Por fin se arrepintió y se apresuró a ver a un clérigo, a quien en la confesión le contó lo que le había ocurrido. El clérigo le dijo:
—Atente a mi consejo, y pronto te enriquecerás. El dinero de tu hermano es dinero robado, por lo cual ha devorado el tuyo. En el futuro no aceptes nada más de él; por el contrario, comercia con lo poco que te queda, y verás que te protege la mano bondadosa de Dios. Pero de todo lo que ganes, devuélvele la mitad a tu hermano y vive del resto, hasta que hayas devuelto todo el dinero que habías recibido del convento.
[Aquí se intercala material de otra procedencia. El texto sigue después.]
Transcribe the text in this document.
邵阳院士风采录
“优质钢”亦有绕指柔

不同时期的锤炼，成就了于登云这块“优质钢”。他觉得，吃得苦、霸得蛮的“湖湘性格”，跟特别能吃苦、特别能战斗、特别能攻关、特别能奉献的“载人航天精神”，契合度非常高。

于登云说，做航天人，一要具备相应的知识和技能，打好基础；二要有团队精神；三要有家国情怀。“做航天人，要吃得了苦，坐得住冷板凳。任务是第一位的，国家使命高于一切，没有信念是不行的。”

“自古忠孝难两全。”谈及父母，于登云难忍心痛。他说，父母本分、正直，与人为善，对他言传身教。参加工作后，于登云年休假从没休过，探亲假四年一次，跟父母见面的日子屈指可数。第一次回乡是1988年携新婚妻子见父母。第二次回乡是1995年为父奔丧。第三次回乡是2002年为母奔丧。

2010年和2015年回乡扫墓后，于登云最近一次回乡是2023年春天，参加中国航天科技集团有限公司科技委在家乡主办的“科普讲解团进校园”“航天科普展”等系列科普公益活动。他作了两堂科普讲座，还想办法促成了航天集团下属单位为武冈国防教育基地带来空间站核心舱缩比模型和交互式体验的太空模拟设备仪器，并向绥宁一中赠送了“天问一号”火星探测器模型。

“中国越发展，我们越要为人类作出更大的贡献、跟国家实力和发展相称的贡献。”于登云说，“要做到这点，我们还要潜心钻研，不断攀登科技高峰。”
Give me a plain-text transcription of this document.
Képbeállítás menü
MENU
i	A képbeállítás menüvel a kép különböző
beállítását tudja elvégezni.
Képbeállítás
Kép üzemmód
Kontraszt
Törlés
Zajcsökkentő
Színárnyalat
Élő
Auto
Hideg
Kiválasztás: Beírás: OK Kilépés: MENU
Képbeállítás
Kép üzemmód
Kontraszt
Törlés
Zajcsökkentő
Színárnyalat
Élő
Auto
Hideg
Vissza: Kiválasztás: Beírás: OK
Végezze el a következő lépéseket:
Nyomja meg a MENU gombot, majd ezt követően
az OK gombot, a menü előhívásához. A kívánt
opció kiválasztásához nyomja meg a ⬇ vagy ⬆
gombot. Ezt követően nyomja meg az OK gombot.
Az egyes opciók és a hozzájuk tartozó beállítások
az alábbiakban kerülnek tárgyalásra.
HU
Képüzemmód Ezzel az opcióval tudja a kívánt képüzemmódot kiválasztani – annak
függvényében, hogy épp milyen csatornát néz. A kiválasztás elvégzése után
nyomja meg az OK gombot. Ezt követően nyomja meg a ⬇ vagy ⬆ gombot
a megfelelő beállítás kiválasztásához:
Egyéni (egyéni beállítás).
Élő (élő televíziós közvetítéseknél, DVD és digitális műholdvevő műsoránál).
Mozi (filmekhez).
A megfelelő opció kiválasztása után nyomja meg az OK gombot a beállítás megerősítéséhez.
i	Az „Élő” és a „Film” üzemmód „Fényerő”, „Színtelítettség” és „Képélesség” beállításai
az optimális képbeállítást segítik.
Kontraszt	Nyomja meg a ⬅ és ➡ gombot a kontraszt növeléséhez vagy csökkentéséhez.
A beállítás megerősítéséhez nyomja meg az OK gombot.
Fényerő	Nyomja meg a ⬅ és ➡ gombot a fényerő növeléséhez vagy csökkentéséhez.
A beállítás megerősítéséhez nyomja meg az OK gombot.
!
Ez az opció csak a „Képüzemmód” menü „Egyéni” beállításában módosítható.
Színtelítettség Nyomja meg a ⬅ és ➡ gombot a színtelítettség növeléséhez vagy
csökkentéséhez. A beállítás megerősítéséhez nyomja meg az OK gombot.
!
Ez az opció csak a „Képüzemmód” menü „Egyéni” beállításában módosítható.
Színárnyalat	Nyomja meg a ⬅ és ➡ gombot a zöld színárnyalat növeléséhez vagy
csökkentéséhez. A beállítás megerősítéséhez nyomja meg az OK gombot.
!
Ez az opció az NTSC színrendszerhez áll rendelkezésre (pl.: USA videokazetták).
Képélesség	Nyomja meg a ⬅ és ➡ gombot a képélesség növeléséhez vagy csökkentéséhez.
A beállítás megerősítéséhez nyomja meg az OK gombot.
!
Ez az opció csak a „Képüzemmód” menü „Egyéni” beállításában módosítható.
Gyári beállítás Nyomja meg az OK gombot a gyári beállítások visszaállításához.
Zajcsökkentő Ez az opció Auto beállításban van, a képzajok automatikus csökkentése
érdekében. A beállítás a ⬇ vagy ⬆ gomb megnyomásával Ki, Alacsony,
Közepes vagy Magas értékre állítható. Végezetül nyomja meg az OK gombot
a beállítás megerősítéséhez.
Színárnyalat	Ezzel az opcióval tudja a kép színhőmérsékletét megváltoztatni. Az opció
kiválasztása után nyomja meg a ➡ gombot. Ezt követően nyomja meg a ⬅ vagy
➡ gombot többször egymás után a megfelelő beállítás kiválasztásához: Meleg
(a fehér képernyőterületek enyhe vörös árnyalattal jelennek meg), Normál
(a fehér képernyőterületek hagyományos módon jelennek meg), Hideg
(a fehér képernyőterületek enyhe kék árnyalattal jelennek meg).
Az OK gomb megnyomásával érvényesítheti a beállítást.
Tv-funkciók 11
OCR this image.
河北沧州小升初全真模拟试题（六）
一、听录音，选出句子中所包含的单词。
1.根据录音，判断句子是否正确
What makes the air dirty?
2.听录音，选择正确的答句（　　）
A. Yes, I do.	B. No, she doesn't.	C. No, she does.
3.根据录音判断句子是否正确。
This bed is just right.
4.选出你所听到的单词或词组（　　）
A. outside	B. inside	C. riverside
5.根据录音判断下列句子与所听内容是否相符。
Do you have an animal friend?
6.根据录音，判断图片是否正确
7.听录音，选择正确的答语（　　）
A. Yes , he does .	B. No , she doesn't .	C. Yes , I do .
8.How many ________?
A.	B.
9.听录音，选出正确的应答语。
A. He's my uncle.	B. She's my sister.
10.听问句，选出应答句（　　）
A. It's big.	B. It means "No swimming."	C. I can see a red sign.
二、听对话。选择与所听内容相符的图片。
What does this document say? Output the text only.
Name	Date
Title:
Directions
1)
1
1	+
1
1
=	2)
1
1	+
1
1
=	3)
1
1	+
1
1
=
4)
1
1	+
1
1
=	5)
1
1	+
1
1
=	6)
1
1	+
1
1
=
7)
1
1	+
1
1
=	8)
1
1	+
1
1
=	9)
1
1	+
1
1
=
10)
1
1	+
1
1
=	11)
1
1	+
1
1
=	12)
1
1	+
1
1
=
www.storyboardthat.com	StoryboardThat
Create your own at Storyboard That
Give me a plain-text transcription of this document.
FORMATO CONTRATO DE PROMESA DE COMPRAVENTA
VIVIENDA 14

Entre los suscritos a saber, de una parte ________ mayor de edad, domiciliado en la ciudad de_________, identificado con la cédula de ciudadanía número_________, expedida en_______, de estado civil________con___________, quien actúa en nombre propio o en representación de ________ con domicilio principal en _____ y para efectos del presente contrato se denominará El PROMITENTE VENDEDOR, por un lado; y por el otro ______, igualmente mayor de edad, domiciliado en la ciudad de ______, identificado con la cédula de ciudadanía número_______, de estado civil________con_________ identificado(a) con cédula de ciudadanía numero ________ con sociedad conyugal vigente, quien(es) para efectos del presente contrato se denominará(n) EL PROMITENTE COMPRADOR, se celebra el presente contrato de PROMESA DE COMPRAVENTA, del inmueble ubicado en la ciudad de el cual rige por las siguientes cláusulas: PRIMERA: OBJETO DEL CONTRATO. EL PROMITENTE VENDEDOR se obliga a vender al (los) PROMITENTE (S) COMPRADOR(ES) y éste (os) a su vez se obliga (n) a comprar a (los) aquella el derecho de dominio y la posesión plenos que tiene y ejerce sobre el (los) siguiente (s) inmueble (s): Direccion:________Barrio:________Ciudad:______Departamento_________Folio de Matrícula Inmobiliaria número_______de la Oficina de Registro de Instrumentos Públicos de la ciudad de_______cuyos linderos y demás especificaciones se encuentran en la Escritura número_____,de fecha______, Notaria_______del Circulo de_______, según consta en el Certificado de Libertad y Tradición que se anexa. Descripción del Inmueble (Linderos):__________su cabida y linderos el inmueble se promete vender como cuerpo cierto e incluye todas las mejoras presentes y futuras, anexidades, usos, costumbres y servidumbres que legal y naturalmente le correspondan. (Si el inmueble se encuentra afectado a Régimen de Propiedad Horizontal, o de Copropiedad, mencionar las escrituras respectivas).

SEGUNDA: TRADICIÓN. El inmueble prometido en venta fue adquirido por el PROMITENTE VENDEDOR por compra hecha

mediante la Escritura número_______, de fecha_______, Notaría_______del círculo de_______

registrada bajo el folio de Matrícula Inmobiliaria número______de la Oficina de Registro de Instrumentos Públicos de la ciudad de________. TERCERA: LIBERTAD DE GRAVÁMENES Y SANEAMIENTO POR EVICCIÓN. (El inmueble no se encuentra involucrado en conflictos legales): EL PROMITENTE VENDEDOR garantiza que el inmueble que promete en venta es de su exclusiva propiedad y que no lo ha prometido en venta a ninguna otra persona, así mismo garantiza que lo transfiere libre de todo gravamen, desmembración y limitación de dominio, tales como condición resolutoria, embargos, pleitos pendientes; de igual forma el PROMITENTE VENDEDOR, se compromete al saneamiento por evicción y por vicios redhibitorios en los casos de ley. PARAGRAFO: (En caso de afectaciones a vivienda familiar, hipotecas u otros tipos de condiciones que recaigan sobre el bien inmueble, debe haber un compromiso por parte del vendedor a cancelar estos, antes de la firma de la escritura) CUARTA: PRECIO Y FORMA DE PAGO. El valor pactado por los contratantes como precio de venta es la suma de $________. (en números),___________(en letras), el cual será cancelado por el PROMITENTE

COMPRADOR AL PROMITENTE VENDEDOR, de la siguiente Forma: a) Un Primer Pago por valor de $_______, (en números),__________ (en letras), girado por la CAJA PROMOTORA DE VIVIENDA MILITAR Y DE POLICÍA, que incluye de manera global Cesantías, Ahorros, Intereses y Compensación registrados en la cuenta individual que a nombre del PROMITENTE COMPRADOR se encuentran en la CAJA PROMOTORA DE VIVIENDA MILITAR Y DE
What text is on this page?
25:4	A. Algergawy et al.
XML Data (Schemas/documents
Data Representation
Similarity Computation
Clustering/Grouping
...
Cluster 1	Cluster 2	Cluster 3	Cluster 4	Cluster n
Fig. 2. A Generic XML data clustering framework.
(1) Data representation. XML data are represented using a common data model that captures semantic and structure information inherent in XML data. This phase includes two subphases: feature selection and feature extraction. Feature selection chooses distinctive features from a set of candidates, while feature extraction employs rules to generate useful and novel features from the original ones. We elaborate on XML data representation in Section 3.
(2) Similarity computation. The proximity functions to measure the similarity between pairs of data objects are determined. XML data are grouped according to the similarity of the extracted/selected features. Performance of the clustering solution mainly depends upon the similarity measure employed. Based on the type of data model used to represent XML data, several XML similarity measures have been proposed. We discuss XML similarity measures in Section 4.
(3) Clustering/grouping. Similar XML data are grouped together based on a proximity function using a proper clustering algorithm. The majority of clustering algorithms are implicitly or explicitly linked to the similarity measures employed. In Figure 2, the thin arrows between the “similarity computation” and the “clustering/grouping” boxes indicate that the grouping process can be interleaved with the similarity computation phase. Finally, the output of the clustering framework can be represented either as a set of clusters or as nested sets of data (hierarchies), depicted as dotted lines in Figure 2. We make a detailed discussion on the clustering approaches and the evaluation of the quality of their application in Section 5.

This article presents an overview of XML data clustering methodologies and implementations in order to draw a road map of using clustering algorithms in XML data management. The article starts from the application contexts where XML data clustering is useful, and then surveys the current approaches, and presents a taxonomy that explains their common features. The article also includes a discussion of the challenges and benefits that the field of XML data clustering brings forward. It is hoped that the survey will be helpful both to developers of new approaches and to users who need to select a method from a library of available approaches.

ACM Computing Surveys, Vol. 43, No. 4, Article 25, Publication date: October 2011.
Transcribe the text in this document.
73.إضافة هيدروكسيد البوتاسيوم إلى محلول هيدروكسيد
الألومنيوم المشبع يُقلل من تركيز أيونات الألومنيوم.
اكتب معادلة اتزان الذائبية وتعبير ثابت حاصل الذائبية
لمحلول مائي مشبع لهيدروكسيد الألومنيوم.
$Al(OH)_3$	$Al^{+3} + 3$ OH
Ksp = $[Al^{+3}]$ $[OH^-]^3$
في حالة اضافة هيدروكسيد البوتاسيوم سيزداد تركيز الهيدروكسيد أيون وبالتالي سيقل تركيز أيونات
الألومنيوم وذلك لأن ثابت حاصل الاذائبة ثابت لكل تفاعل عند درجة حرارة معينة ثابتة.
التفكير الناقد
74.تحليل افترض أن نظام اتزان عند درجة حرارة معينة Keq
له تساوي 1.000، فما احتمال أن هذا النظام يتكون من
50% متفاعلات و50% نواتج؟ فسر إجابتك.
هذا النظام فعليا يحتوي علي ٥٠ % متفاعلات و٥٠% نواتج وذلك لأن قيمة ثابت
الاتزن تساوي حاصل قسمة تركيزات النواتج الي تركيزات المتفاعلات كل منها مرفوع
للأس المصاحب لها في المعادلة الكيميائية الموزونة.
¡Maravillosa es la gracia de Dios! El hombre siguió el consejo de su padre confesor y al poco tiempo se había enriquecido tanto, que no sólo tenía él mismo más que suficiente, sino que incluso pudo devolverle a su hermano lo que éste le había dado. Cuando el abad le preguntó:
—¿De dónde te viene esta riqueza, hermano?
Éste le contestó:
—Mientras cogía del dinero de tus hermanos del convento, siempre fui pobre y miserable, y tú cometías un grave pecado dándome lo que no era tuyo, y yo actuaba con la misma maldad al aceptar lo que era de otros. Desde que me arrepentí y abominé del latrocinio, la bendición de Dios me ha dado la abundancia.
Tan valioso es el buen consejo en la confesión.